La Contingence de la rencontre
En effet: « A quoi bon faire une analyse si tout ce qui peut arriver au sujet est d’emblée prévisible? » A cette question pertinente de R. Chemama, Lacan a répondu par la contingence de la rencontre entre un homme et une femme, mais aussi bien, par la rencontre entre l’analyste et l’analysant dans le cadre de la cure. C’est cette indétermination de l’inconscient, qui aspire à la détermination dans le transfert; rêves, lapsus, mots d’esprit et actes manqués signent la singularité du patient, quelque soit sa structure clinique.

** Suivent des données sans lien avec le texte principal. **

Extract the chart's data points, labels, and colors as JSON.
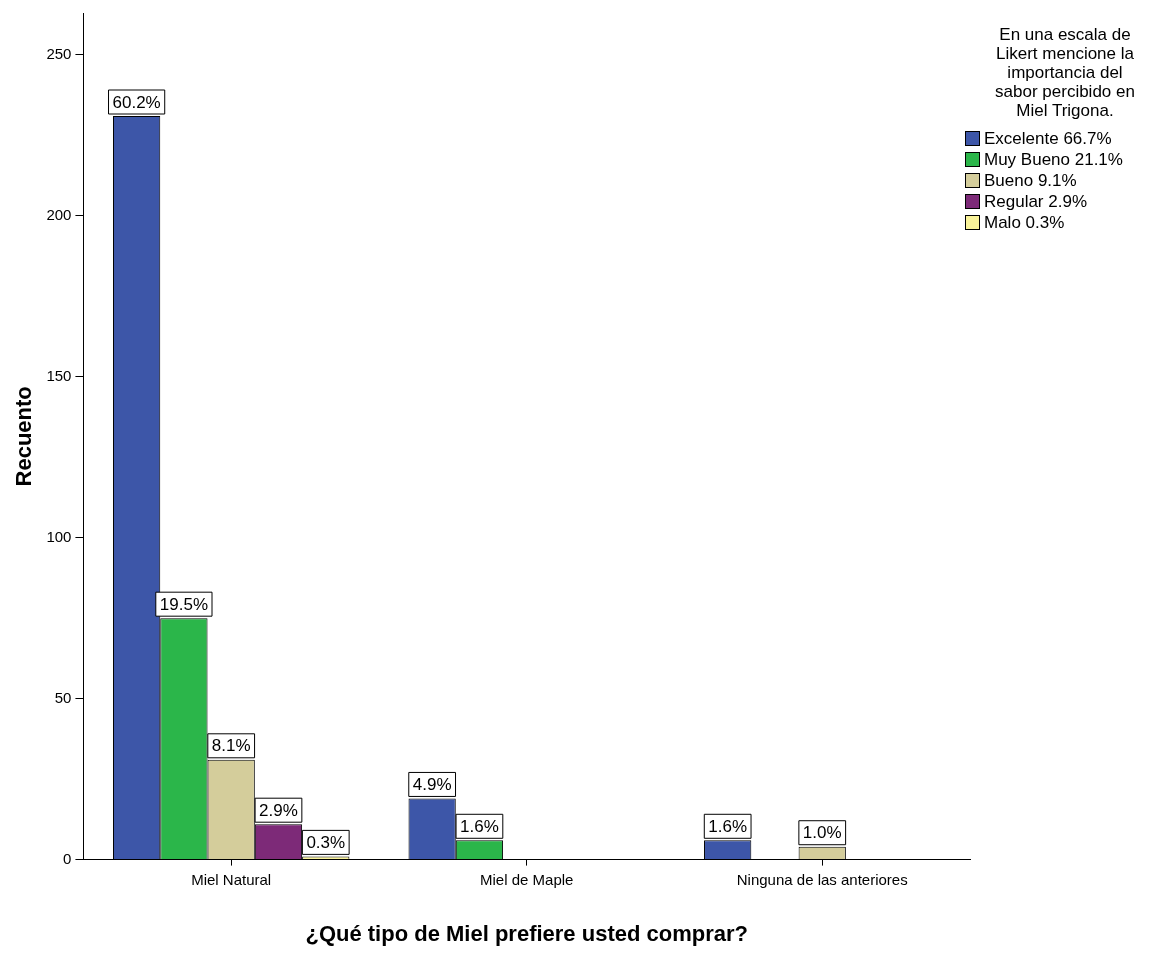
{
  "chart_data": {
    "type": "bar",
    "categories": [
      "Miel Natural",
      "Miel de Maple",
      "Ninguna de las anteriores"
    ],
    "xlabel": "¿Qué tipo de Miel prefiere usted comprar?",
    "ylabel": "Recuento",
    "legend_title": "En una escala de Likert mencione la importancia del sabor  percibido en Miel Trigona.",
    "series": [
      {
        "name": "Excelente 66.7%",
        "color": "#3d56a8",
        "values": [
          231,
          19,
          6
        ]
      },
      {
        "name": "Muy Bueno 21.1%",
        "color": "#2bb64a",
        "values": [
          75,
          6,
          null
        ]
      },
      {
        "name": "Bueno 9.1%",
        "color": "#d4cd9b",
        "values": [
          31,
          null,
          4
        ]
      },
      {
        "name": "Regular 2.9%",
        "color": "#7d2a78",
        "values": [
          11,
          null,
          null
        ]
      },
      {
        "name": "Malo 0.3%",
        "color": "#f9f39a",
        "values": [
          1,
          null,
          null
        ]
      }
    ],
    "annotations": [
      "60.2%",
      "19.5%",
      "8.1%",
      "2.9%",
      "0.3%",
      "4.9%",
      "1.6%",
      "1.6%",
      "1.0%"
    ],
    "ylim": [
      0,
      263
    ],
    "yticks": [
      0,
      50,
      100,
      150,
      200,
      250
    ],
    "grid": false,
    "legend": "top right"
  }
}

Dans son séminaire: « Encore » Lacan nous parle de ce que serait une rencontre, non pas impossible, mais contingente « la contingence, je l’ai incarnée du cesse de ne pas s’écrire. Car, il n’y a rien d’autre que la rencontre, la rencontre chez le partenaire, des symptômes, des affects, de tout ce qui chez chacun marque la trace de son exil…du rapport sexuel »
Direction de la cure et fin d’analyse.
Au niveau des formations de l’inconscient, C. Soler soutient que l’analyse d’un rêve engage dans la recherche indéfinie de nouvelles significations et, nous détournerait du réel; seul le « lapsus », point de butée du discours, une « matérialité » ou selon la formule de Lacan: « On est sur qu’on est dans l’inconscient. On le sait, soi » (J. Lacan : préface à l’édition anglaise du séminaire 11, dans Autres écrits Paris Seuil)
Pour R. Chemama, l’interprétation du rêve sert de « propédeutique à l’ensemble du travail de la cure », en confrontant l’analysant à un texte étrange ou le sens ne peut être univoque. Mais le réel n’est pas plus univoque, en effet, « le nœud du symbolique, de l’imaginaire et du réel peut avoir lui même valeur de réel » (La psychanalyse comme éthique, page 145)
Lacan donne une place centrale à l’objet(a) au croisement des trois anneaux du nœud borroméen. Ainsi ce qui organise l’existence du sujet est un « manque »ou un objet manquant qui cause son désir.
Colette Soler et Roland Chemama n’ont pas la même lecture du réel, ce qui démontre que l’œuvre de Lacan n’est pas homogène et nous renvoie à notre lecture; pratique de la cure, mais aussi à notre capacité à poursuivre un chemin difficile, celui de la symbolisation du réel. Nous pensons que cette difficulté ne doit pas empêcher un dialogue entre les psychanalystes, mais aussi une rencontre avec ceux qui font appel à l’éthique de l’analyste dans une société soumise à un « vrai réel »celui de l’économie et du marché mondial.